Our last question will come from the line of Kirk Materne with Evercore ISI.
Satya, I was wondering if you could expand a little bit on your comments on data platforms. I think we've heard a lot over the last quarter or so about if you don't have a data strategy, it's tough to have an AI strategy. Can you just talk about where customers are right now in that journey to have a more, I guess, thoughtful data strategy? And what does that mean in terms of their ability to adopt AI services? Meaning do they have to sort of tackle the data issue first before they can really take advantage of all the AI services? Or how should we think about that sort of juxtaposition?

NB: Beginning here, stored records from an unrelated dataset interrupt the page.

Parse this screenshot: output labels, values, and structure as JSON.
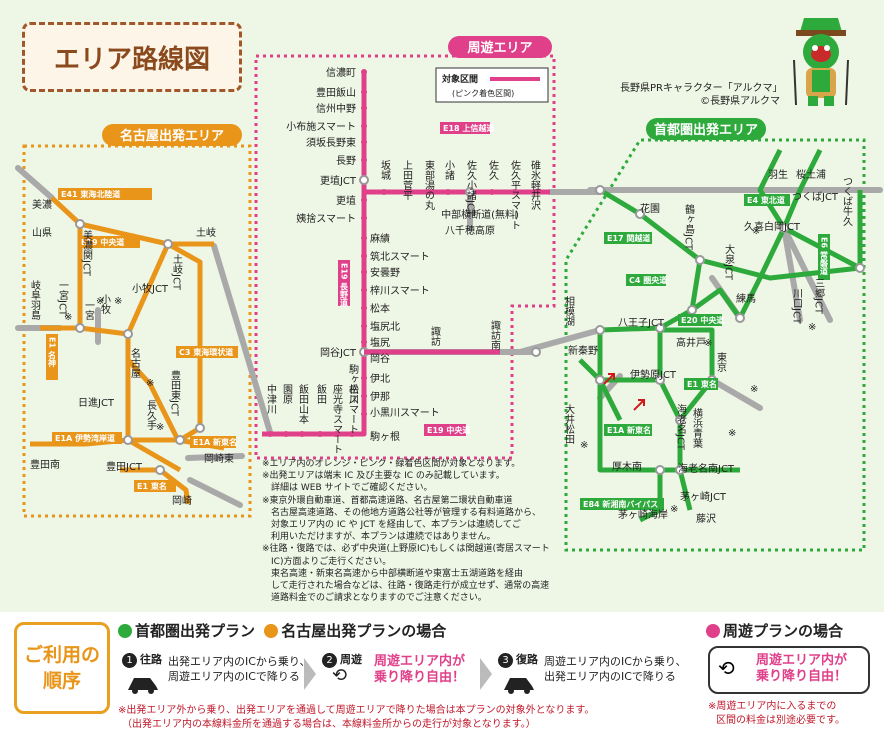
{
  "title": "エリア路線図",
  "credit": {
    "line1": "長野県PRキャラクター「アルクマ」",
    "line2": "©長野県アルクマ"
  },
  "legend": {
    "label": "対象区間",
    "sub": "(ピンク着色区間)"
  },
  "areas": {
    "nagoya": "名古屋出発エリア",
    "shuyu": "周遊エリア",
    "shutoken": "首都圏出発エリア"
  },
  "roads": [
    {
      "id": "E41",
      "label": "E41 東海北陸道",
      "color": "#e8951a"
    },
    {
      "id": "E19a",
      "label": "E19 中央道",
      "color": "#e8951a"
    },
    {
      "id": "E1n",
      "label": "E1 名神",
      "color": "#e8951a"
    },
    {
      "id": "C3",
      "label": "C3 東海環状道",
      "color": "#e8951a"
    },
    {
      "id": "E1A",
      "label": "E1A 伊勢湾岸道",
      "color": "#e8951a"
    },
    {
      "id": "E1Ab",
      "label": "E1A 新東名",
      "color": "#e8951a"
    },
    {
      "id": "E1t",
      "label": "E1 東名",
      "color": "#e8951a"
    },
    {
      "id": "E18",
      "label": "E18 上信越道",
      "color": "#e0408a"
    },
    {
      "id": "E19b",
      "label": "E19 長野道",
      "color": "#e0408a"
    },
    {
      "id": "E19c",
      "label": "E19 中央道",
      "color": "#e0408a"
    },
    {
      "id": "E4",
      "label": "E4 東北道",
      "color": "#2eaa3c"
    },
    {
      "id": "E6",
      "label": "E6 常磐道",
      "color": "#2eaa3c"
    },
    {
      "id": "E17",
      "label": "E17 関越道",
      "color": "#2eaa3c"
    },
    {
      "id": "C4",
      "label": "C4 圏央道",
      "color": "#2eaa3c"
    },
    {
      "id": "E20",
      "label": "E20 中央道",
      "color": "#2eaa3c"
    },
    {
      "id": "E1s",
      "label": "E1 東名",
      "color": "#2eaa3c"
    },
    {
      "id": "E1As",
      "label": "E1A 新東名",
      "color": "#2eaa3c"
    },
    {
      "id": "E84",
      "label": "E84 新湘南バイパス",
      "color": "#2eaa3c"
    }
  ],
  "stations": {
    "shuyu_main": [
      "信濃町",
      "豊田飯山",
      "信州中野",
      "小布施スマート",
      "須坂長野東",
      "長野",
      "更埴JCT",
      "更埴",
      "姨捨スマート",
      "麻績",
      "筑北スマート",
      "安曇野",
      "梓川スマート",
      "松本",
      "塩尻北",
      "塩尻",
      "岡谷",
      "岡谷JCT"
    ],
    "shuyu_east": [
      "坂城",
      "上田菅平",
      "東部湯の丸",
      "小諸",
      "佐久小諸JCT",
      "佐久",
      "佐久平スマート",
      "碓氷軽井沢"
    ],
    "chubu": [
      "中部横断道(無料)",
      "八千穂高原"
    ],
    "shuyu_south": [
      "伊北",
      "伊那",
      "小黒川スマート",
      "駒ヶ根",
      "中津川",
      "園原",
      "飯田山本",
      "飯田",
      "座光寺スマート",
      "松川",
      "駒ヶ岳スマート"
    ],
    "suwa": [
      "諏訪",
      "諏訪南"
    ],
    "nagoya": [
      "美濃",
      "山県",
      "美濃関JCT",
      "岐阜羽島",
      "一宮JCT",
      "一宮",
      "小牧",
      "小牧JCT",
      "土岐",
      "土岐JCT",
      "名古屋",
      "豊田東JCT",
      "日進JCT",
      "長久手",
      "豊田南",
      "豊田JCT",
      "岡崎東",
      "岡崎"
    ],
    "nagoya_marks": [
      "※",
      "※",
      "※",
      "※",
      "※"
    ],
    "shutoken": [
      "相模湖",
      "八王子JCT",
      "高井戸",
      "新秦野",
      "伊勢原JCT",
      "大井松田",
      "東京",
      "厚木南",
      "海老名JCT",
      "横浜青葉",
      "海老名南JCT",
      "茅ヶ崎JCT",
      "藤沢",
      "茅ヶ崎海岸",
      "花園",
      "鶴ヶ島JCT",
      "大泉JCT",
      "練馬",
      "羽生",
      "久喜白岡JCT",
      "桜土浦",
      "つくばJCT",
      "つくば牛久",
      "川口JCT",
      "三郷JCT"
    ],
    "shutoken_marks": [
      "※",
      "※",
      "※",
      "※",
      "※",
      "※",
      "※"
    ]
  },
  "notes": [
    "※エリア内のオレンジ・ピンク・緑着色区間が対象となります。",
    "※出発エリアは端末 IC 及び主要な IC のみ記載しています。",
    "　詳細は WEB サイトでご確認ください。",
    "※東京外環自動車道、首都高速道路、名古屋第二環状自動車道",
    "　名古屋高速道路、その他地方道路公社等が管理する有料道路から、",
    "　対象エリア内の IC や JCT を経由して、本プランは連続してご",
    "　利用いただけますが、本プランは連続ではありません。",
    "※往路・復路では、必ず中央道(上野原IC)もしくは関越道(寄居スマート",
    "　IC)方面よりご走行ください。",
    "　東名高速・新東名高速から中部横断道や東富士五湖道路を経由",
    "　して走行された場合などは、往路・復路走行が成立せず、通常の高速",
    "　道路料金でのご請求となりますのでご注意ください。"
  ],
  "usage": {
    "label1": "ご利用の",
    "label2": "順序",
    "head_a": "首都圏出発プラン",
    "head_b": "名古屋出発プランの場合",
    "head_c": "周遊プランの場合",
    "step1_num": "1",
    "step1_title": "往路",
    "step1_text1": "出発エリア内のICから乗り、",
    "step1_text2": "周遊エリア内のICで降りる",
    "step2_num": "2",
    "step2_title": "周遊",
    "step2_text1": "周遊エリア内が",
    "step2_text2": "乗り降り自由！",
    "step3_num": "3",
    "step3_title": "復路",
    "step3_text1": "周遊エリア内のICから乗り、",
    "step3_text2": "出発エリア内のICで降りる",
    "shuyu_text1": "周遊エリア内が",
    "shuyu_text2": "乗り降り自由！",
    "foot1": "※出発エリア外から乗り、出発エリアを通過して周遊エリアで降りた場合は本プランの対象外となります。",
    "foot2": "（出発エリア内の本線料金所を通過する場合は、本線料金所からの走行が対象となります。）",
    "foot3": "※周遊エリア内に入るまでの",
    "foot4": "区間の料金は別途必要です。"
  },
  "colors": {
    "orange": "#e8951a",
    "pink": "#e0408a",
    "green": "#2eaa3c",
    "gray": "#a9a9a9",
    "brown": "#8a4a1e"
  }
}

Yes, sure. Thank you for the question. Yes, absolutely. I think having your data, in particular, in the cloud is sort of key to how you can take advantage of essentially these new AI reasoning engines to complement, I'll call it, your databases because these AI engines are not databases, but they can reason over your data and to help you then get more insights, more completions, more predictions, more summaries, and what have you.
So those are the things when we say Copilot design pattern, that's sort of what that design pattern is all about. The thing that perhaps even in the last quarter, and I had that in my remarks, that's most exciting is how with Microsoft Fabric, especially for the analytics workloads, we brought together compute, storage, governance with a very disruptive business model.
I mean to give you a flavor for it, right, so you have your data in an Azure data lake. You can bring SQL Compute to it. You can bring Spark to it. You can bring Azure AI or Azure OpenAI to it, right? So the fact is you have storage separated from all these compute meters, and they're all interchangeable, right? So you don't have to buy each of these separately. That's the disruptive business model. So I feel that we are well -- Microsoft is very well positioned with the way our data architecture lays out our business model around data and how people will plan to use data with AI services. So that's kind of what I mean by getting your data estate in order. And it's just not getting data estate in order but you have to have it structured such that you can have the flexibility that allows you to exercise the data and compute in combinations that makes sense for this new age.
Thanks, Kirk. That wraps up the Q&A portion of today's earnings call. Thank you for joining us today, and we look forward to speaking with all of you soon.
Thank you, all.
Thank you, all.
Thank you, everyone. This concludes today's conference. You may disconnect your lines at this time. Thank you for your participation.